Die gemeinsame Seniorenarbeit der sogenannten RuGaSch-Gemeinden ist sehr erfolgreich und mit viel Elan gestartet. Die von uns zusammen angestellte Stelleninhaberin Ann Näff-Oehri leistet eine grossartige Arbeit und setzt tolle Projekte mit ihren RuGaSch-Engagierten um. Eines ist beispielsweise der Mittagstisch für unsere Junggebliebenen, der jeden Monat in einer anderen der drei Gemeinden durchgeführt wird.
Er ist überaus gut besucht, und die Rückmeldungen sind ausschliesslich positiv. Zu kooperieren war die richtige Entscheidung. Und auch die kürzlich publizierte Altersstrategie der Regierung bestätigt uns darin, dass wir auf einem guten Weg sind. Wir schauen bewusst hin statt weg und gehen die Herausforderungen des demografischen Wandels aktiv an.
Sie gehen auch die Herausforderungen der Verwaltungsarbeit aktiv an und überarbeiten die Richtlinien, Weisungen und Reglemente derzeit. Was hat es damit auf sich?
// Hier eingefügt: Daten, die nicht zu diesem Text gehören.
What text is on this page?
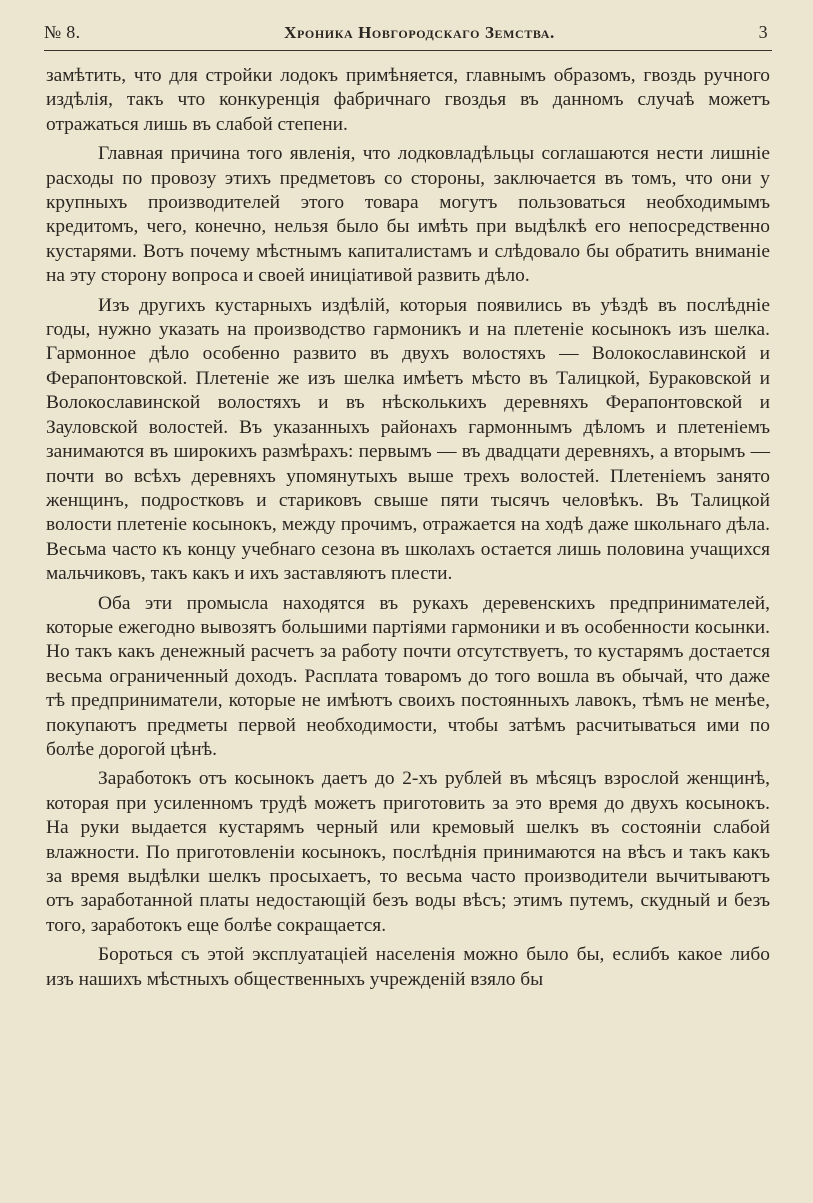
№ 8.	Хроника Новгородскаго Земства.	3

замѣтить, что для стройки лодокъ примѣняется, главнымъ образомъ, гвоздь ручного издѣлія, такъ что конкуренція фабричнаго гвоздья въ данномъ случаѣ можетъ отражаться лишь въ слабой степени.

Главная причина того явленія, что лодковладѣльцы соглашаются нести лишніе расходы по провозу этихъ предметовъ со стороны, заключается въ томъ, что они у крупныхъ производителей этого товара могутъ пользоваться необходимымъ кредитомъ, чего, конечно, нельзя было бы имѣть при выдѣлкѣ его непосредственно кустарями. Вотъ почему мѣстнымъ капиталистамъ и слѣдовало бы обратить вниманіе на эту сторону вопроса и своей иниціативой развить дѣло.

Изъ другихъ кустарныхъ издѣлій, которыя появились въ уѣздѣ въ послѣдніе годы, нужно указать на производство гармоникъ и на плетеніе косынокъ изъ шелка. Гармонное дѣло особенно развито въ двухъ волостяхъ — Волокославинской и Ферапонтовской. Плетеніе же изъ шелка имѣетъ мѣсто въ Талицкой, Бураковской и Волокославинской волостяхъ и въ нѣсколькихъ деревняхъ Ферапонтовской и Зауловской волостей. Въ указанныхъ районахъ гармоннымъ дѣломъ и плетеніемъ занимаются въ широкихъ размѣрахъ: первымъ — въ двадцати деревняхъ, а вторымъ — почти во всѣхъ деревняхъ упомянутыхъ выше трехъ волостей. Плетеніемъ занято женщинъ, подростковъ и стариковъ свыше пяти тысячъ человѣкъ. Въ Талицкой волости плетеніе косынокъ, между прочимъ, отражается на ходѣ даже школьнаго дѣла. Весьма часто къ концу учебнаго сезона въ школахъ остается лишь половина учащихся мальчиковъ, такъ какъ и ихъ заставляютъ плести.

Оба эти промысла находятся въ рукахъ деревенскихъ предпринимателей, которые ежегодно вывозятъ большими партіями гармоники и въ особенности косынки. Но такъ какъ денежный расчетъ за работу почти отсутствуетъ, то кустарямъ достается весьма ограниченный доходъ. Расплата товаромъ до того вошла въ обычай, что даже тѣ предприниматели, которые не имѣютъ своихъ постоянныхъ лавокъ, тѣмъ не менѣе, покупаютъ предметы первой необходимости, чтобы затѣмъ расчитываться ими по болѣе дорогой цѣнѣ.

Заработокъ отъ косынокъ даетъ до 2-хъ рублей въ мѣсяцъ взрослой женщинѣ, которая при усиленномъ трудѣ можетъ приготовить за это время до двухъ косынокъ. На руки выдается кустарямъ черный или кремовый шелкъ въ состояніи слабой влажности. По приготовленіи косынокъ, послѣднія принимаются на вѣсъ и такъ какъ за время выдѣлки шелкъ просыхаетъ, то весьма часто производители вычитываютъ отъ заработанной платы недостающій безъ воды вѣсъ; этимъ путемъ, скудный и безъ того, заработокъ еще болѣе сокращается.

Бороться съ этой эксплуатаціей населенія можно было бы, еслибъ какое либо изъ нашихъ мѣстныхъ общественныхъ учрежденій взяло бы
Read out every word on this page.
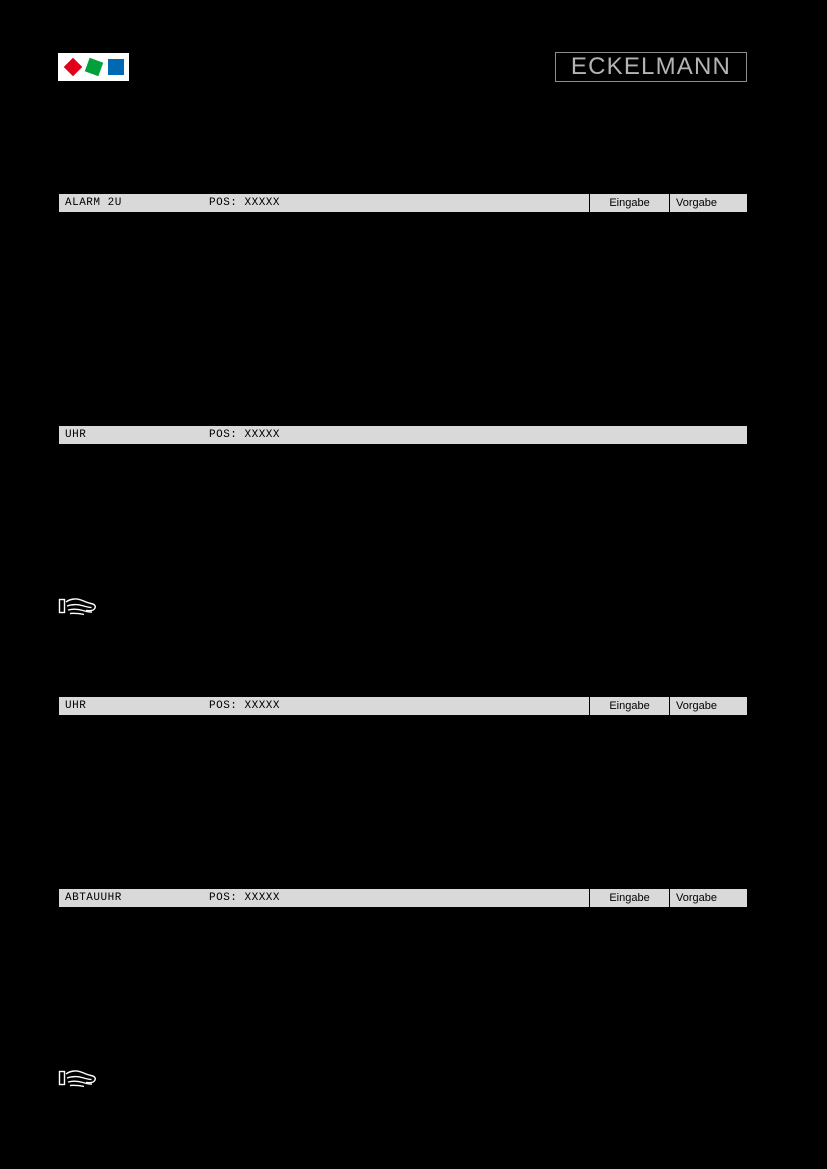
ECKELMANN
ALARM 2U	POS: XXXXX	Eingabe	Vorgabe
UHR	POS: XXXXX
UHR	POS: XXXXX	Eingabe	Vorgabe
ABTAUUHR	POS: XXXXX	Eingabe	Vorgabe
Manche «Normen», wie die Sitzungsordnung für den Gemeinderat aus dem Jahr 1991, enthalten überholte Formulierungen. Im genannten Beispiel steht unter anderem: «Eine Gemeinderatssitzung dauert drei Stunden.» Das wird schon längst nicht mehr so gehandhabt. Es wäre auch widersinnig. Aber das Reglement, das sich der Gemeinderat einst selbst gegeben hat, wäre im Prinzip nach wie vor gültig. Ähnliche überholte Formulierungen gibt es in anderen «Normen» der Gemeinde. Mir sind klare und schlanke Prozesse aber überaus wichtig für eine funktionierende und bürgernahe Gemeindeverwaltung, und sie sind eine unerlässliche Grundlage auf dem Weg hin zu einem digitalen Dienstleister für die Bevölkerung. Daher prüfen wir derzeit alle «Normen» und passen sie, wenn nötig, an. Künftig werden wir diese Überprüfung einmal pro Jahr vornehmen. Auch diesbezüglich und in vielen anderen Bereichen gilt wieder der Grundsatz: Wir schauen bewusst hin. Auf diese Weise wird es uns allen gemeinsam gelingen, Gamprin-Bendern so erfolgreich weiterzuentwickeln, wie es sich in den vergangenen Jahren entwickelt hat.